By Diana Anderson
Students from Lemont High School are working with Argonne National Laboratory to write the lab’s 2011 Summary Site Environmental Report. In preparation for this project, the students toured Argonne’s sustainable facilities and energy research labs on December 11.
Argonne Environmental Monitoring and Surveillance Manager Larry Moos provided a lesson on phytoremediation — the organic process of eliminating contaminants from shallow groundwater through the use of plants and trees.
“Since the students are writing Argonne’s Summary Site Environmental Report, we wanted them to see some of our facilities and operations first-hand so they can write a more informed report for the public,” said Moos. “They’re reading this long, difficult annual report, and their purpose is to write a summary that is easier to understand and digest.”
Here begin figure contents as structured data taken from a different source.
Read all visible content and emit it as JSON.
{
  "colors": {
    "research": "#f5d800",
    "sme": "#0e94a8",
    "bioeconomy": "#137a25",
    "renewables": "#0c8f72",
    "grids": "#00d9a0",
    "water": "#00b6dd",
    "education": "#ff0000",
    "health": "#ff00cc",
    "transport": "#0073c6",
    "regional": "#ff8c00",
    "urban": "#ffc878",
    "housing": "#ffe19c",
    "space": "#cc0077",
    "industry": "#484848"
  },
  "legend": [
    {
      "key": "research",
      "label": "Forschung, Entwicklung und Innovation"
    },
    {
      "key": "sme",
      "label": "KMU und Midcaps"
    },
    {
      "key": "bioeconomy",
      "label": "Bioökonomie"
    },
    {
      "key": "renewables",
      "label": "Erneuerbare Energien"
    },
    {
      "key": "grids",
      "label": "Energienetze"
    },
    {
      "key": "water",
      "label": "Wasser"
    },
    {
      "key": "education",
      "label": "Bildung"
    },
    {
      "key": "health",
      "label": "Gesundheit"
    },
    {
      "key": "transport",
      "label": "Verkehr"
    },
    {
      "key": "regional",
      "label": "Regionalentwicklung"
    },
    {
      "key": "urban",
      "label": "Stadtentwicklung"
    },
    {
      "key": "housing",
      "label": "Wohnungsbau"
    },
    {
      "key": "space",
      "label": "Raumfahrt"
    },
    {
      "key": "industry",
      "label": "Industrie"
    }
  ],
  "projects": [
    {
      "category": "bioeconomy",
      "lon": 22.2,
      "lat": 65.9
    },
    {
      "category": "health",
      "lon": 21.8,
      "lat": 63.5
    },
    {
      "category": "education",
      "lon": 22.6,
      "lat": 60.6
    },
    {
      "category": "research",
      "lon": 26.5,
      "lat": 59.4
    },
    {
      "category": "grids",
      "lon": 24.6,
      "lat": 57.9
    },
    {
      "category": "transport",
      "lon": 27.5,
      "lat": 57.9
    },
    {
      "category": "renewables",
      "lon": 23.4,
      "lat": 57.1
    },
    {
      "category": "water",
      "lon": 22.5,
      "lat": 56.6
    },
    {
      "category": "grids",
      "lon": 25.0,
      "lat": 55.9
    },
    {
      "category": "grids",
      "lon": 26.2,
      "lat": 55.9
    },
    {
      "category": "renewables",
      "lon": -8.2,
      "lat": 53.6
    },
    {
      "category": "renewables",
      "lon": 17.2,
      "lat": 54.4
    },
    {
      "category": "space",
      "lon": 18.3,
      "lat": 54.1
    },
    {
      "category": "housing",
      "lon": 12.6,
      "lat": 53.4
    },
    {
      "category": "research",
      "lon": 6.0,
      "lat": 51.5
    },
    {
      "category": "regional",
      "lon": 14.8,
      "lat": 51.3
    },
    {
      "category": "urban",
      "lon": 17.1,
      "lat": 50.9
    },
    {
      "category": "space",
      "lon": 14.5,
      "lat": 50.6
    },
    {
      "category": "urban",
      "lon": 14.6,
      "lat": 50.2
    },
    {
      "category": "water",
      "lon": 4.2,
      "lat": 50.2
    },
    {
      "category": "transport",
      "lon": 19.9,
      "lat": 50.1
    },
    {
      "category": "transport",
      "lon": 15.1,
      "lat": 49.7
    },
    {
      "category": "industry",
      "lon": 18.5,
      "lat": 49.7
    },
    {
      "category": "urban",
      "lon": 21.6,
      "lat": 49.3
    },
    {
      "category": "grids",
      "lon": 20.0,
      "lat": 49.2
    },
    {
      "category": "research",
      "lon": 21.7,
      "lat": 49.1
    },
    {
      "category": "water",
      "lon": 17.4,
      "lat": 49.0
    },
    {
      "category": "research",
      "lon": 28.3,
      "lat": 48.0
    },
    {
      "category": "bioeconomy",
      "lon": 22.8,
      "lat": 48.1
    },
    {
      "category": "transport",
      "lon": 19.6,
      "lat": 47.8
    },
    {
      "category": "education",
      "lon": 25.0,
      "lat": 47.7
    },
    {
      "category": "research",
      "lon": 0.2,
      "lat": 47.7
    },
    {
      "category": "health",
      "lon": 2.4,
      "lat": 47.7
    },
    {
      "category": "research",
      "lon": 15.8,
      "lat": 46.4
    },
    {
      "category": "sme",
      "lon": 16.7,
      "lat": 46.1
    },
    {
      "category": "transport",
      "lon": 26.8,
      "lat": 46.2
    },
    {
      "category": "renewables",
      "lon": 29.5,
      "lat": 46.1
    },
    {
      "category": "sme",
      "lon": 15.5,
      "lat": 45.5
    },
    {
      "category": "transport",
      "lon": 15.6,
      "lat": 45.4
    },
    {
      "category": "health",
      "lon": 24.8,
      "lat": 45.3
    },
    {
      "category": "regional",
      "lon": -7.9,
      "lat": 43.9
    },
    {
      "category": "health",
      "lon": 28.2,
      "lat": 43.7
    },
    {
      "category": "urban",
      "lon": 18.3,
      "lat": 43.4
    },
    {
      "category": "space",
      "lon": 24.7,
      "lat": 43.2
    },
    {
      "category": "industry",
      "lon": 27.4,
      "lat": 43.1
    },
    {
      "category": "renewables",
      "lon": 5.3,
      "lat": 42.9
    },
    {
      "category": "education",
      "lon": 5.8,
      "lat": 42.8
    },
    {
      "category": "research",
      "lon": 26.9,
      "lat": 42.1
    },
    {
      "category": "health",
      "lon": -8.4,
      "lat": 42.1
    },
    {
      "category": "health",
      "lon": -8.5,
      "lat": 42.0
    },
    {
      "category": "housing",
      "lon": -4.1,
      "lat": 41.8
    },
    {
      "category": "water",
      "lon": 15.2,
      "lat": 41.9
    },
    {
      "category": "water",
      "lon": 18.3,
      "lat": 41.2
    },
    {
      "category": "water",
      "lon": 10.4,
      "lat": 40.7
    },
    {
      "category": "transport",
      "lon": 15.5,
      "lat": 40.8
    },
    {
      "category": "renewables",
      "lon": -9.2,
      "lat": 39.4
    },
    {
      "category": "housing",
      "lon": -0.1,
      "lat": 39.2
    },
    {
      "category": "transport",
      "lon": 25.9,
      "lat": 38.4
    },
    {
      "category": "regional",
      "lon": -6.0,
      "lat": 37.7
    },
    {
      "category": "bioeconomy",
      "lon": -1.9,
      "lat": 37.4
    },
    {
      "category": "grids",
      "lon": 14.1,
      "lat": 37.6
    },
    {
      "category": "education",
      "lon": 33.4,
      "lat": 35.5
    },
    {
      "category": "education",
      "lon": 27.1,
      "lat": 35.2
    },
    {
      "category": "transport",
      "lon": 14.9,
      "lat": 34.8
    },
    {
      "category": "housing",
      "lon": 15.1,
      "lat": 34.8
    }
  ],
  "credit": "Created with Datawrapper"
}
As part of the tour, Lemont students visited Argonne’s new 10 kW wind turbine. At 112 feet tall, it is considered to be small to medium height according to wind turbine standards. The commercial wind turbines that are often seen in the Chicagoland region along highways are about typically about 450 feet tall, to put it in perspective. Argonne’s wind turbine provides power to a nearby building, saving an estimated 10 metric tons of greenhouse gas emissions annually and Argonne scientists also use the turbine as a test bed for research on wind and power distribution in the Midwest region.
“The students were interested in more than just the mechanics of renewable energy technology,” said Sustainability Program Manager Devin Hodge. “They were also interested in how it has practical applications in their lives and the future of home construction.”
The students also had an opportunity to tour Argonne’s transportation research area where Principal Project Engineering Specialist Glenn Keller gave the students some insight into trends that are going on right now in transportation. “Our country’s goal is to achieve sustainability in transportation,” said Keller. “Sustainability in this case means the types fuels we use. The goal is to reduce our dependence on foreign petroleum and in doing so, focus on alternative energy sources such as renewable fuels, natural gas and electricity. The new thinking is that we consider electricity as a transportation fuel.”
“In terms of real world experience, the students will be published authors by the time they graduate from high school and that will look great on their college applications,” said Moos. “They’ll also get to collaborate with Argonne scientists, which is a unique opportunity for high school students.”
The students’ finalized summary report will be published and posted on Argonne’s GreenLab Initiative website.